Working with Employer-Sponsored Retirement Savings Plans Flashcards
Qualified Plan Requirements
(1) Plan must meet stringent requirements requirements of the IRC as well as the ERISA. (2) Overarching concept to remember if that the plan must follow certain overarching nondiscrimination and vesting requirements.
Tax advantage of employee participants of qualified plan
(1) Retirement benefits grow on a tax deferred basis (2) Employer contributions are not treated as current taxable income, and (3) lump-sum distribution may be able to use forward averaging when calculating taxes.
Tax advantage to employer-sponsor of a qualified plan
(1) The tax benefit to the employer-sponsors of a qualified plan is the ability to deduct the cost of the plan contribution from current taxable income.
Examples of pension plan benefit formulas
(1) Unit benefit percentage formula: 1.63% of final compensation per year of service. (2) Until Benefit dollar formula: $150 per month per year of service, 25 year maximum, (3) Flat benefit or fixed benefit: 50% of final three year average compensation, (4) flat benefit or fixed dollar formula: $1,000 per month, (5) Cash Balance formula: contribution to each participant’s hypothetical account balance equal to 6% of compensation.
Cash Balance Pension Plan
(1) A type of applicable defined benefit plan. (2) Under a cash balance plan, hypothetical alocations (pay credits) and hypothetical earnings (interest credits) are contributed to a hypothetical account annually.
Applicable Defined Benefit Plan
(2) A type of pension plan in which the accrued benefit is calculated as the balance of a hypothetical account maintained for the participant or as an accumulated percentage of the participant’s final compensation.
Stock Bonus Plans
(1) Stock bonus plans are essentially profit sharing plans in which employer contributions generally are made with employer sock. (2) Distributions also must be made available in the form of stock. (3) The IRA defines it essentially as a profit sharing plan, with distributions made in the form of stock.
Employee Stock Ownership Plan
(1) A special type of stock bonus plan. (2)An ESOP acquires shares of the corporation on behalf of active employee. (3) The primary purpose of an ESOP must be to invest in qualifying employer securities. (4) Benefit to the employer include: providing a market for the employer’s stock, increasing the firm’s cash flow, providing financing for business growth or expansion, and as an estate planning tool for owner of a closely held corporation.
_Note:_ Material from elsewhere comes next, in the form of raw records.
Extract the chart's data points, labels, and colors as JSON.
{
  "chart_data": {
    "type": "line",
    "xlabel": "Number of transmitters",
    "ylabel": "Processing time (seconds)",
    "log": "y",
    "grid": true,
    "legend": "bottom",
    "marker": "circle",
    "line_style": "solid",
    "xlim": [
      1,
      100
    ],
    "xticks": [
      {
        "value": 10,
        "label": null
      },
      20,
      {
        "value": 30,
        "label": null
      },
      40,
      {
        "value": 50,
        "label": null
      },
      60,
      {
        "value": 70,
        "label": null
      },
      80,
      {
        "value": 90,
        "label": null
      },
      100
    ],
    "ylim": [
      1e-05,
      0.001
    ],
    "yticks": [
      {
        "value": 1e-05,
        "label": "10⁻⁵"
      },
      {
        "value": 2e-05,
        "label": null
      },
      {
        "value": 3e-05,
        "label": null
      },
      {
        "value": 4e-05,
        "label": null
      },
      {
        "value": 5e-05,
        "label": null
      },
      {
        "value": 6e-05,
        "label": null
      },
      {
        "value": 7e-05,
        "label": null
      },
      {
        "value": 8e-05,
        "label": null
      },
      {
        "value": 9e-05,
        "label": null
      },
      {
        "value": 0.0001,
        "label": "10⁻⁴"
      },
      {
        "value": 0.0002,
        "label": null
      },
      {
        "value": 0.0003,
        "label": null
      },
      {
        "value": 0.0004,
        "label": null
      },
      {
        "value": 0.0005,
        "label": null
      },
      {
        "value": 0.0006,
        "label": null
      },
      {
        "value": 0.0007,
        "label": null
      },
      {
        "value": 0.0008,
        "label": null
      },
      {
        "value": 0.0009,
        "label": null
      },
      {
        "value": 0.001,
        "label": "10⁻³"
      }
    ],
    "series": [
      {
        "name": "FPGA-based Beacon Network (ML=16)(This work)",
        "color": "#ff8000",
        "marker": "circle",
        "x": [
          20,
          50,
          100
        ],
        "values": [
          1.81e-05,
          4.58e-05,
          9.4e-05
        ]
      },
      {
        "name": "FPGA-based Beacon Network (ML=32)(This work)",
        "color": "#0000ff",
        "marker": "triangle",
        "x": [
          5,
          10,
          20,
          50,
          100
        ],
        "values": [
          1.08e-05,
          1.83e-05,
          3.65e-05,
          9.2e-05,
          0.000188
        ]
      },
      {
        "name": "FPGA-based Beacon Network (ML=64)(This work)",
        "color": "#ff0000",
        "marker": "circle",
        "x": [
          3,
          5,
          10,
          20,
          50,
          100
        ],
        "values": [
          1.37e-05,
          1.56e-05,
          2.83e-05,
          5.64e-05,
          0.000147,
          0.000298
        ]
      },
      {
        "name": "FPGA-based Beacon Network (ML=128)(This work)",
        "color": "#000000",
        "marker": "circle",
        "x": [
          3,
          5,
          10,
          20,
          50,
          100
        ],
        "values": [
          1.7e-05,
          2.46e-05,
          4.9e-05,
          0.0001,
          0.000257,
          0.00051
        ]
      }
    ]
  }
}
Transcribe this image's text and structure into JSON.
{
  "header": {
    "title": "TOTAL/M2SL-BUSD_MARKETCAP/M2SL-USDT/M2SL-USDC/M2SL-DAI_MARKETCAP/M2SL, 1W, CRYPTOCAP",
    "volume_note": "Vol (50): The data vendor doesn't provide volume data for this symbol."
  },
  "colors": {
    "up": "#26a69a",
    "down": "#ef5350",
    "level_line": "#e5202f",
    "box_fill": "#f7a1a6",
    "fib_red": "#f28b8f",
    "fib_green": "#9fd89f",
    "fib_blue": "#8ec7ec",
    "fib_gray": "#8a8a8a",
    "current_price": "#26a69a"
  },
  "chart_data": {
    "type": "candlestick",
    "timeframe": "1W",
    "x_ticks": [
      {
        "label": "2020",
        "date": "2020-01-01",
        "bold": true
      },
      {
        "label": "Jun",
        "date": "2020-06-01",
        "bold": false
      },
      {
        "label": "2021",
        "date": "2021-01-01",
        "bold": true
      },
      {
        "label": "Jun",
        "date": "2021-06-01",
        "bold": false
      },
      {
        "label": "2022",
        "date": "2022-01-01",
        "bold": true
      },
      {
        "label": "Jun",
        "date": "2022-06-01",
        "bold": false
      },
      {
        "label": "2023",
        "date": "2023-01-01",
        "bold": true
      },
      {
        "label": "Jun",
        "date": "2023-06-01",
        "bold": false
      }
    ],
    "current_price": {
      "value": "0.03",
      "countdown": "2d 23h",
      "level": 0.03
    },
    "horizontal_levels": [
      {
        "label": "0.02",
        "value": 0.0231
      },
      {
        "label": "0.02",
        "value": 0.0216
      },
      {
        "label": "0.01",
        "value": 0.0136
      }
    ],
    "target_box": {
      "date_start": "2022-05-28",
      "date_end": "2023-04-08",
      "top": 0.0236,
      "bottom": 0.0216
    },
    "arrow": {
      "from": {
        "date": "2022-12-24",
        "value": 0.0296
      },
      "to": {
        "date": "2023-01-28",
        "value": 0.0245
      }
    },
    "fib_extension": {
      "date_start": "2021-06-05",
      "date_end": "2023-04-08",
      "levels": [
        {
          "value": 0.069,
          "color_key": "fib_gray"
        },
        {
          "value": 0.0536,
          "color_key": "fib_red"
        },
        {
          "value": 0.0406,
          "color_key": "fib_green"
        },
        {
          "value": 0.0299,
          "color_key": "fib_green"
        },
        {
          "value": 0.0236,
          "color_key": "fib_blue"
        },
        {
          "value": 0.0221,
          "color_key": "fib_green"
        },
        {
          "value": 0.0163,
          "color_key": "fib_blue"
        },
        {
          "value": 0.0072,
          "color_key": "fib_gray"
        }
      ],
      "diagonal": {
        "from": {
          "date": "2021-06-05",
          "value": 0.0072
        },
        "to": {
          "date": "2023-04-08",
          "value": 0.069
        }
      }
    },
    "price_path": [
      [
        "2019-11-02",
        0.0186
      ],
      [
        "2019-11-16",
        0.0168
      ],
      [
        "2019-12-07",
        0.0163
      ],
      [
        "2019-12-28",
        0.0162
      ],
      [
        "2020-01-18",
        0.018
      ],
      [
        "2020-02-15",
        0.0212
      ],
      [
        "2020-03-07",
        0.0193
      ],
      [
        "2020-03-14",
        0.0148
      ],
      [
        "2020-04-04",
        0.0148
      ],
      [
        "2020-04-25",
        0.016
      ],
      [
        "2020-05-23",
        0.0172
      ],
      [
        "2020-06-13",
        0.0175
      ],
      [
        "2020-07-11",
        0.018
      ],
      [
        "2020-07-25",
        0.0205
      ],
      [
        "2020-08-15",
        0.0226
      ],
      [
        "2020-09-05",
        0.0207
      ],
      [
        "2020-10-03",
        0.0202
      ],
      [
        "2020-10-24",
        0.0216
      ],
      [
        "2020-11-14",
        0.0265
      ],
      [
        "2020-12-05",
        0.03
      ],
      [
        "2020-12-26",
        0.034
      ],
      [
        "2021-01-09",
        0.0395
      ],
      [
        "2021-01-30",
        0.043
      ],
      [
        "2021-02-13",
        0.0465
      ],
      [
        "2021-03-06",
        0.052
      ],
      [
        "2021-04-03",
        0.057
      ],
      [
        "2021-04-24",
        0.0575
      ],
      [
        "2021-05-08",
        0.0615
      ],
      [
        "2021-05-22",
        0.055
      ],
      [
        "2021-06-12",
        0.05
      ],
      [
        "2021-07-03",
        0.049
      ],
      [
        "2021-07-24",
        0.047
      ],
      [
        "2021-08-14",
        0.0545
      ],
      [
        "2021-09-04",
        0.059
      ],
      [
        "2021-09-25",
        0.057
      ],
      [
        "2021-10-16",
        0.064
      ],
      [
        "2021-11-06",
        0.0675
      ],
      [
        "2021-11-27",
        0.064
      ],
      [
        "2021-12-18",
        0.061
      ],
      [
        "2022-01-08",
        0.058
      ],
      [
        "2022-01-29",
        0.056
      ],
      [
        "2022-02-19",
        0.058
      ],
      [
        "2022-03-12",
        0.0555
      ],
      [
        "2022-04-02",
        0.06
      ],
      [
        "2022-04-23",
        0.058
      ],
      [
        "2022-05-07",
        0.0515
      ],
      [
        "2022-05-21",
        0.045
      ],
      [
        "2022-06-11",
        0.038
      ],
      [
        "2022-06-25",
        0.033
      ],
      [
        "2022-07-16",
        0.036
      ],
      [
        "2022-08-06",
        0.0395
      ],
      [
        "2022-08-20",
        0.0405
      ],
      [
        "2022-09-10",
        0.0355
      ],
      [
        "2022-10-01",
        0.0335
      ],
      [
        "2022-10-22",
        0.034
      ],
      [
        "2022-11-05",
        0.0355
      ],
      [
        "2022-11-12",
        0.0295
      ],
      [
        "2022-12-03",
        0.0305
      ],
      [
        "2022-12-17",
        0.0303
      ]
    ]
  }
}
Money Purchase Pension Plan
(1) A form of a defined contribution plan. (2) The annual addition to each employee’s account is limited to the lesser of 100% of compensation or %53,000. (3) Annual additions include employer contributions, employee contributions, and forfeitures.
Target Benefit Plan
(1) A defined are a defined contribution pension plan in which the contributions are made to meet a targeted benefit level. (2) No subsequent adjustments are made to the annual contribution except to add new participants or reflect changes in compensation. (3) The target benefit may or may not be reached. (4) Annual employer contributions are limited to 25% of the plan participant’s compensation. (5) The maximum annual addition to an employee’s account is the lesser of 100% of compensation or $53,000 (6) Based on initial actuarial determination.
Keogh
(1) A Keogh is a qualified plan for self-employed individuals. (2) It is only available through sole proprietorships and partnerships. (3) Corporations cannot establish Keoghs. (4) If business owners set up a Keogh for themselves, they must do the same for any employees, and at the same percentage level of contribution.
Keogh Maximum Contributions
(1) If the Keogh is a profit sharing plan or money purchase plan, the maximum contribution rate is always 20% (not 25%) times a self-employed individual’s net earnings. Net earnings serve as the contribution base for determining his or her Keogh contribution. (2) Contributions for self-employed individuals cannot exceed 25% of earned income. (3) Earned income for self employed individuals cannot exceed $265,000 in 2015.
Unfunded Nonqualified Plans
(1) A written agreement between employer and employee. (2) May discriminate. (3) Exempt from many ERIS requirements. (4) Employer cannot claim deduction until funds are actually distributed to the employee. (5) Any earnings on assets set aside must be recognized as an income subject to taxation. (6) No forward averaging as all distributions must be treated as ordinary income.(7) Cannot be rolled over into a qualified plan.
Excess Benefit Plan
(1)An excess benefit plan aimed to increase the retirement benefits of certain employees. (2) Maintained by an employer with the sole purpose of providing benefits for certain employees in excess of limitation on contributions imposed by IRC Section 415. (3) Can be offered to any employee. (4) Only used to make an employee whole due to loss of benefits caused by IRC Section 415 limits and no qualified plan compensation limits.
Supplemental Employee Retirement Plan
(1) Excess benefit plans can cover any employee while SERPs can only be provided to management or highly trained employees. (2) Serps and excess benefit plans can be unfunded or funded, though SERPs are generally unfunded. (3) Excess benefit plans can only be used to make up for IRC Section 415 limits, while SERPs supplement beyond qualified plan limits.